Many of us are familiar with the private investigator (PI) trope we see on TV.
Typically, onscreen, someone will go missing—or something in the hiring party’s personal life won’t add up (no matter how much they try to connect the dots). And so a PI, young and attractive and dressed in business casual attire, will appear to solve the mystery.
And they’ll do just that in the span of 30 minutes—an hour tops.
While this isn’t entirely inaccurate, private investigators are prevalent in real life. And they won’t always reflect the stereotypes you see on your favorite show.
PIs may be hired to investigate the following cases:
· Personal Injury
Worker’s compensation claims are costly. They can harm a business’s reputation and lead to corporate instability.

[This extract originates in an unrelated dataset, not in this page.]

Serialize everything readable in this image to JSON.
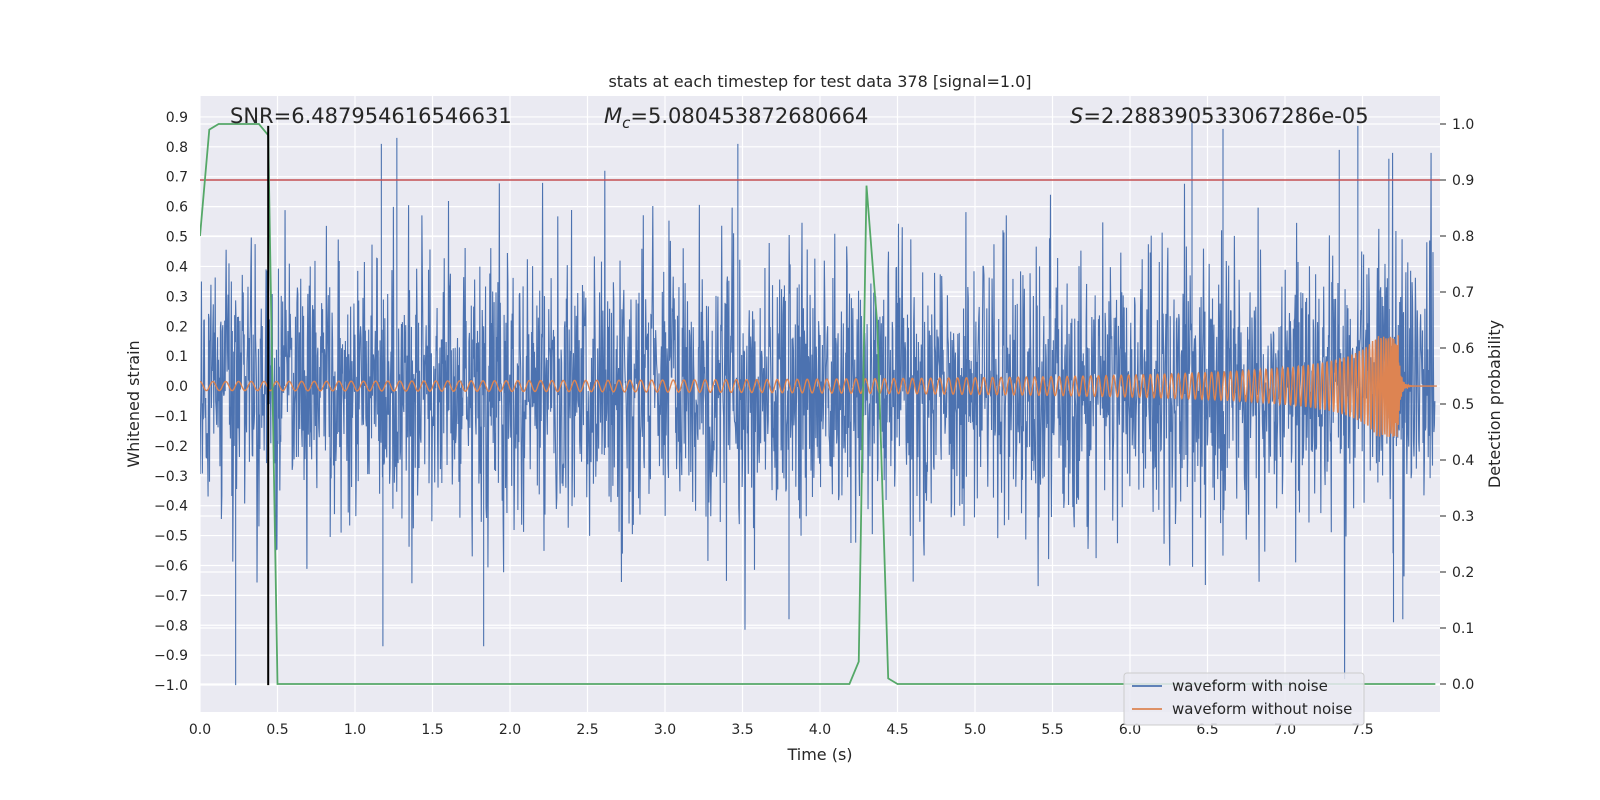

A private investigator can help to solve these cases quickly—by verifying the details surrounding the employee’s injury. This will help to ensure your staff follow the law, and that they aren’t fabricating claims.
· Identity Theft
No doubt identity theft is unnerving. It can also take up precious time and be costly to resolve.
So if you think someone has stolen your identity, why not commission a PI? This will allow you to pinpoint the perpetrator quickly and file a report, pursuing criminal charges if you so choose.
· Missing Persons
Missing persons cases are complex. The missing person in question may be the victim of a crime, on the lam, or even looking to evade debt collection officers.
This is where a PI may come in. Many law enforcement departments have limited time and resources, and a private investigator can help to fill the gaps.
It can be unsettling to assume your partner is unfaithful, or that one of your staff is committing workplace fraud. Hiring a PI, however, can help put these suspicions to rest.
All it takes is hiring an expert to discretely monitor the suspects.